Kosovo introduced a new designs law in 2011 with the assistance of OHIM. With official fees of €40 (approximately $50) it is also inexpensive.

The EU designation will cover Denmark, but a Danish national design registration is required to provide protection to the remote Faroe Islands. Denmark operates a deposit system for designs meaning they are registered quickly and efficiently. The basic fee is DKK 1200 (approximately €165/$205).

This means a significant part of Europe can be covered by six simple applications at a very reasonable cost (official fees of approximately €1911/$2395).

Many businesses will consider protection for Gibraltar, the TRNC and the British bases on Cyprus, the Channel Islands and Faroe Islands as unnecessary. The estimated combined population is little over half a million with over half of this figure made up of the TRNC's population, although this figure is disputed. Omitting filings to cover these territories will see official fees drop to approximately €1340/$1680).

You may have agent charges on top of the official fees and, with the probable exception of a Hague filing, agent fees will be more expensive than those charged by the Design Offices. I can speak for my firm and know we can provide very reasonable costs for coordinating the filings.

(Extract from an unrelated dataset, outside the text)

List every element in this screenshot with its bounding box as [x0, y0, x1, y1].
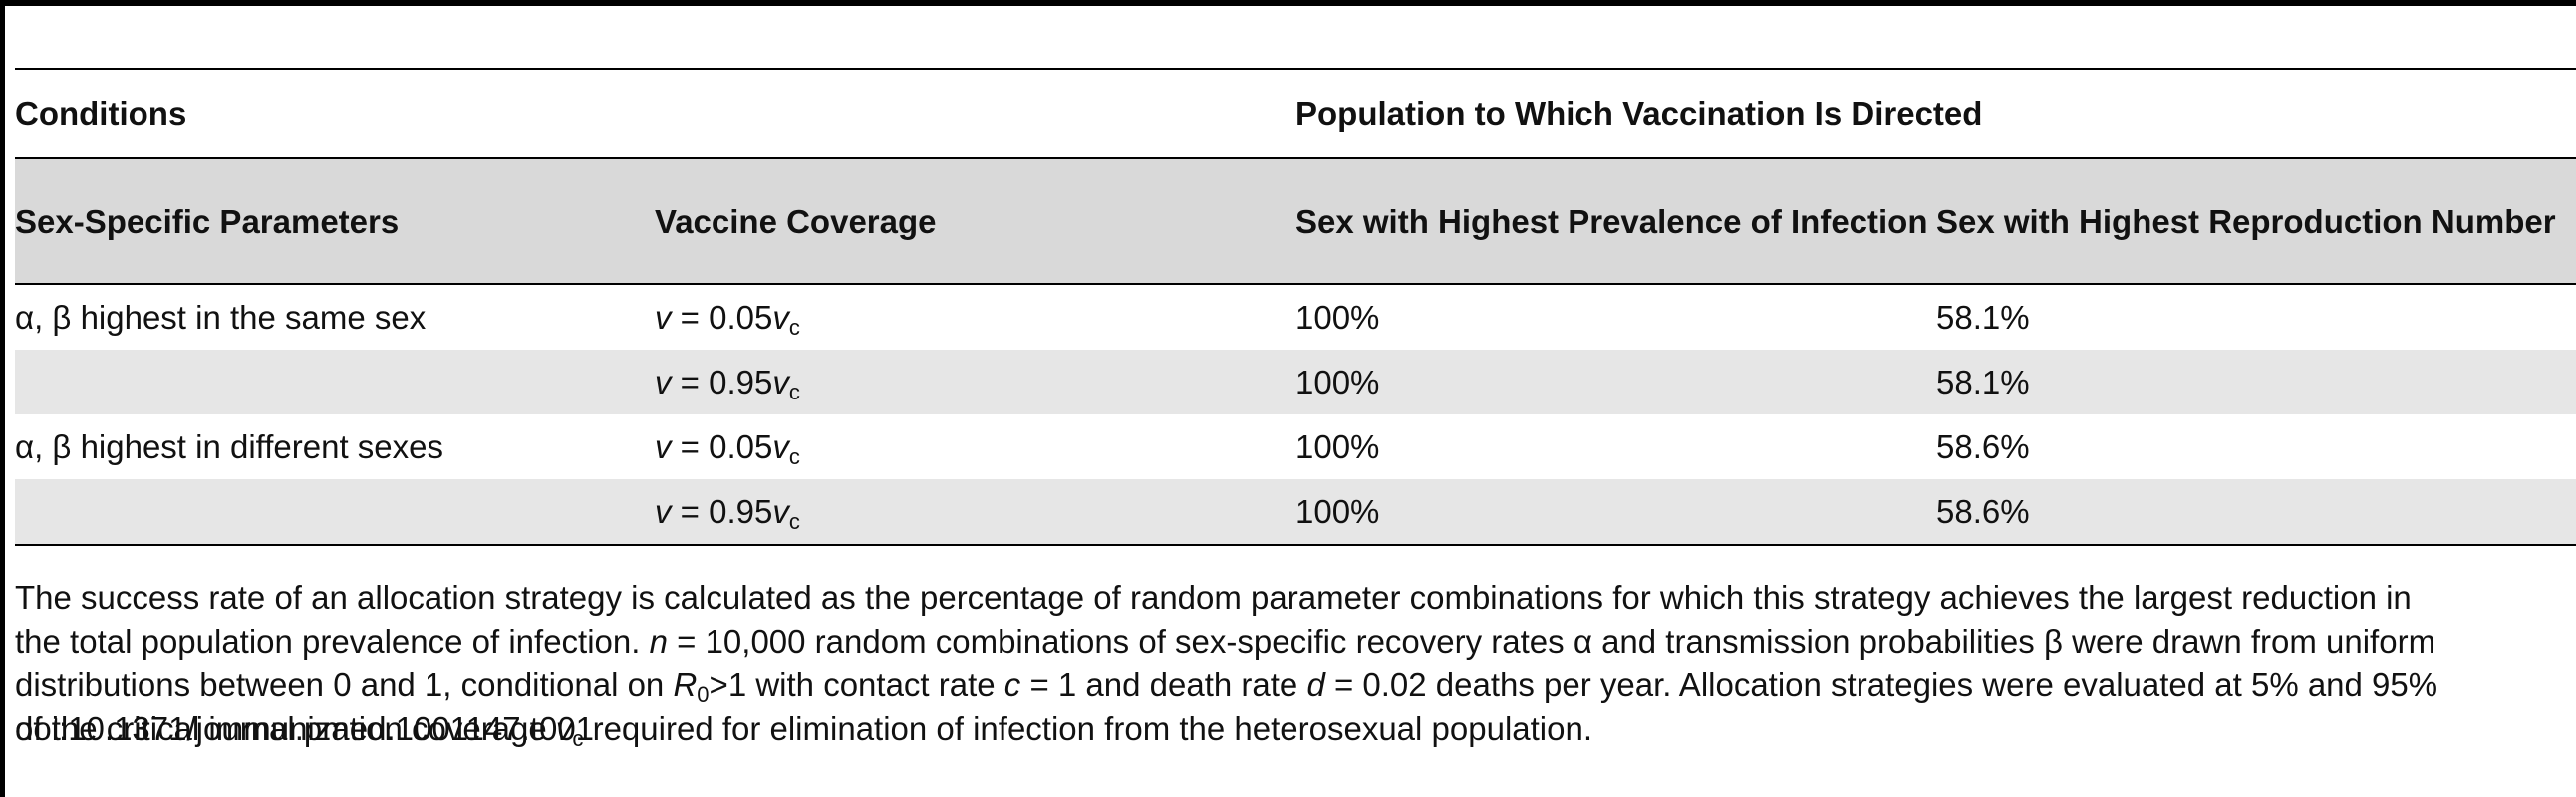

Further afield, the only remaining European states to have design legislation are Belarus, Kazakhstan and Russia. In these countries designs are more expensive due to higher official fees, agent charges and more vigorous examinations resulting in increased chances of objections. However, as the rest of the continent can be protected so inexpensively there can be room left in budgets to pursue registration in these three emerging markets that form a Customs Union.